Apesar das preocupações de vários funcionários sobre as consequências não intencionais de uma quantidade tão grande de material, incluindo alguns avisos iniciais de John Ratcliffe, diretor da CIA, a equipe de segurança ficou "atordoada", de acordo com o New York Times (https://t.ly/rnq18), com a ordem de Trump, que teve que ser seguida, e em 24 horas 64.000 arquivos foram divulgados. Aliás, os Estados Unidos são um país único em termos de manejo de bibliotecas, arquivos e informações de todos os tipos, pois não há apenas repositórios públicos e privados, mas também amplas instalações acadêmicas para pesquisá-los. Universidades renomadas possuem documentação valiosa. No gigante país do norte, documentos confidenciais também estão sendo desclassificados. Essa tradição toma um rumo sem precedentes e sério na nova era Trump, já que a Casa Branca ordenou o fechamento do escritório estadual que publicava estatísticas econômicas, como dados sobre inflação, emprego ou PIB (https://rb.gy/4wbca2). Comparativamente, no Equador, não só há uma falta de desenvolvimento de bibliotecas e arquivos por seu interesse histórico, mas desde 2017, informações que antes eram públicas e estavam nos sites de várias instituições foram ocultadas. Além disso, quando são feitas tentativas de obter material relevante, que não tem motivo para ser escondido, a resposta oficial é que se trata de documentação "confidencial" e de "segurança" ou "inteligência" que não pode ser tornada pública. Não faltaram tentativas de incriminar pessoas usando informações supostamente "confidenciais" e "classificadas", quebrando assim todos os princípios de inocência.
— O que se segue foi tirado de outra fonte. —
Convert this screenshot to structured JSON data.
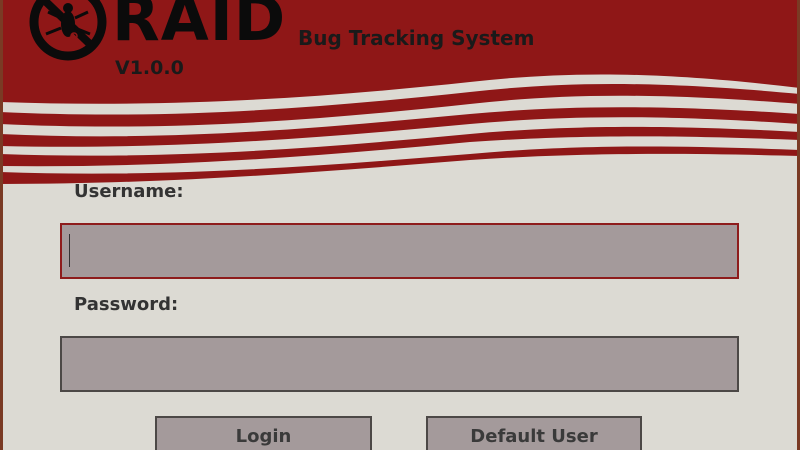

Do que foi revelado até agora nos arquivos Kennedy, nada de excepcionalmente novo surgiu, mas sim uma conspiração confirmada na qual o assassino Lee Harvey Oswald desempenha um papel central. Nomes colaterais também são conhecidos. Mas os detalhes das ações e métodos da CIA são relevantes. No início da década de 1960, o anticomunismo era a obsessão da agência devido às repercussões da Revolução Cubana (1959). E suas ações ao redor do mundo incluem espionagem, grampos telefônicos, interceptação de correspondências, vigilância de indivíduos, infiltração em instituições, recrutamento de colaboradores, financiamento de agentes, sem falar em operações seletivas de assassinato, sequestros, experimentação humana, tráfico de drogas, uso de terroristas, paramilitares, tortura, prisões clandestinas, violação de direitos e convenções internacionais, etc., segundo documentos desclassificados da mesma agência.

O anticomunismo da Guerra Fria facilitou a penetração das forças armadas latino-americanas, e a CIA promoveu golpes de estado e estabeleceu governos convenientes para os Estados Unidos. Cuba era o alvo principal, e Kennedy desempenhou um papel central na direção de ações contra o governo revolucionário da ilha, o que incluiu a fracassada invasão da Baía dos Porcos em abril de 1961. Para combater o "Castroísmo", Kennedy promoveu o programa desenvolvimentista "Aliança para o Progresso" no continente. Assim, nenhum país da América Latina está imune às ações da CIA e do anticomunismo, algo que tem merecido inúmeros estudos. Os arquivos Kennedy esclareceram, por exemplo, as ligações da CIA no México (https://t.ly/FagVK); E no Equador estamos bem cientes dessas atividades desde 1975, quando o ex-agente Philip Agee publicou o livro Inside the Company. Diário da CIA que inclui os nomes dos agentes equatorianos (https://shorturl.at/4HF2V) e como essa agência agiu para derrubar o presidente Carlos Julio Arosemena M. (1961-1963).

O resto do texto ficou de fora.